The Advertising Week has begun full swing with many platforms using the forum to announce changes and additions to their product offering.
Google’s Waze, a navigation app that also powered the official app for the event, introduced its first native ad product named Favorite Brands. Marketers can now invite Waze users to tap an ad to ‘favorite’ a brand to make their favourite stores and restaurants more accessible in Waze’s mobile map. Waze officials informed that this change will also surface customisable brand messages in some on-the-road features such as planned drives, calendar sync and speed limit. Dunkin’ Donuts is the first brand to sign on for this ad product, which will be in beta testing for the remainder of the year.

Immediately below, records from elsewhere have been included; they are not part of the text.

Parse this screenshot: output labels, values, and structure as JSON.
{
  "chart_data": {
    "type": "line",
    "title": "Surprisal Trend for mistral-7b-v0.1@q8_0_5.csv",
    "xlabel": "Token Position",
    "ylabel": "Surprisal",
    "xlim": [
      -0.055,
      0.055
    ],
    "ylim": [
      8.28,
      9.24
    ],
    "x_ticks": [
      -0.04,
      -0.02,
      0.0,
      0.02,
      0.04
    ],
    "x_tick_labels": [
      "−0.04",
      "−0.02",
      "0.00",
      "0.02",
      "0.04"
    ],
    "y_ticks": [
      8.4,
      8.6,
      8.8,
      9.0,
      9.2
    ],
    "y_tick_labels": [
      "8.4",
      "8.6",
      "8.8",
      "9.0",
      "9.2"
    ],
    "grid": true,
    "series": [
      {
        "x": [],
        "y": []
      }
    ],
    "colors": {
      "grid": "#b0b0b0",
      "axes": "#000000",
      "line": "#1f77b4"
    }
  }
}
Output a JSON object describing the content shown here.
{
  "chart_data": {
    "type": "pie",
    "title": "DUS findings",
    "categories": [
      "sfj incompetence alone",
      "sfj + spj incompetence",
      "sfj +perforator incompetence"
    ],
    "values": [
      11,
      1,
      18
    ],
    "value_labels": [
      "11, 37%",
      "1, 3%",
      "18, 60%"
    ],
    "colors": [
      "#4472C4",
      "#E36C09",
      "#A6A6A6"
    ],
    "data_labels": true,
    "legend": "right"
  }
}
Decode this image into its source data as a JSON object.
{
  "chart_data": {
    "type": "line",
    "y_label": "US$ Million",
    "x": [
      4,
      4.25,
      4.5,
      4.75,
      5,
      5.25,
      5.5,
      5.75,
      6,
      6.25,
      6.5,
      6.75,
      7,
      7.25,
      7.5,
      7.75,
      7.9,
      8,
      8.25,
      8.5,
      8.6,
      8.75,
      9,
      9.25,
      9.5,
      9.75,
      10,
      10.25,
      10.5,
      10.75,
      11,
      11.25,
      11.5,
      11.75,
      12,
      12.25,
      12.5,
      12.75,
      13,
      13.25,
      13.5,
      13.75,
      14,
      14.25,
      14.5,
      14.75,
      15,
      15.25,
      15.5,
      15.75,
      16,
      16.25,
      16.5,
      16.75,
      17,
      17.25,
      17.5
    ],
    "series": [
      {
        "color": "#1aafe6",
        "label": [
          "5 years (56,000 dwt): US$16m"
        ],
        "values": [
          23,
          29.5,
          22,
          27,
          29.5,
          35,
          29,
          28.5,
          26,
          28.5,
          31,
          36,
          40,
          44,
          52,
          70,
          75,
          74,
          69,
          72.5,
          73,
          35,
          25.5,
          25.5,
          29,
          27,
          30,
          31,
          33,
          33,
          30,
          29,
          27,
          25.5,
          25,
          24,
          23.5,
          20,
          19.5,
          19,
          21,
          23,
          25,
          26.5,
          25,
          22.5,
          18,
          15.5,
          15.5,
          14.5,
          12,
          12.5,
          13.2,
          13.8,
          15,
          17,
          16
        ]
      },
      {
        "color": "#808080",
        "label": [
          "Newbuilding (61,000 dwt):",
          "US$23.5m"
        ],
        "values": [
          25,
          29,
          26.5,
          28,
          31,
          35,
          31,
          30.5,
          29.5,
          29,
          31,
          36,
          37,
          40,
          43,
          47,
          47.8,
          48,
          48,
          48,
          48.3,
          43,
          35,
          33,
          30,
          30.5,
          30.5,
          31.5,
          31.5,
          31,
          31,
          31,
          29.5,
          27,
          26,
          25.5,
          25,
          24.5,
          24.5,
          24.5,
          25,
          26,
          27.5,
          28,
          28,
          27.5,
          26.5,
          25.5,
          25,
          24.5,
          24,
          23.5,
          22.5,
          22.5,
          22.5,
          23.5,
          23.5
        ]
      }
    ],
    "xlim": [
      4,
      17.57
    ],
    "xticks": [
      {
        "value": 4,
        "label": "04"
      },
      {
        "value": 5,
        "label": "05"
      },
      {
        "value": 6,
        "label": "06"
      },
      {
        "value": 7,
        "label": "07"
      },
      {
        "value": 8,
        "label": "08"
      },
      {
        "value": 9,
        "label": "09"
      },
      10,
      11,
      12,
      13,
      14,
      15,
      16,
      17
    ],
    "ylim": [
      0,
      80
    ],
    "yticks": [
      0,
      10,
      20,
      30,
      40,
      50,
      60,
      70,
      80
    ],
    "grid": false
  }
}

Waze has 65 million monthly drivers worldwide, which presents a sizable audience for brands with physical stores to make a play for. By integrating brand messaging into its app, Waze manages to deliver location-based native ads in the form of utility with minimal disruption to its user experience. Brands that are looking to drive store traffic and engage their customers to build long-term relationships should consider giving this native ad product a try.
Google also added four changes to its ad products.
The first of these is cross-device retargeting, where Google updated its Google Display Network and DoubleClick Bid Manager to help brands retarget Google users across devices based on their Google profiles. Mobile ads get more local as mobile ads on Google Display Network can now include a business address and pull directions and photos from Google Maps. Home Depot tested the feature and reported an eight-time improvement on its ROI compared to its regular mobile ads.
Also, Google updated the offline measurement tools in its Google Display Network to bring more data to the table. The search giant says its measurement tools will also employ a five-million-user panel to gauge whether the display ads drive retail purchases with 99 per cent accuracy.
The platform is also doing TV and YouTube ads comparison. With an upgraded version of its Brand Lift measurement product, Google is enabling marketers to compare the frequency of Google searches that viewers carry out after seeing a YouTube ad versus a TV ad.
All together, these additions aim to make Google’s ad products more accountable and local. For brands looking to reach a mobile audience via search ads, these new updates should come as welcome news that can further improve their digital campaigns. Retailers in particular should learn to adopt these features to enable in-store attribution tracking and cross-device retargeting for more effective campaigns.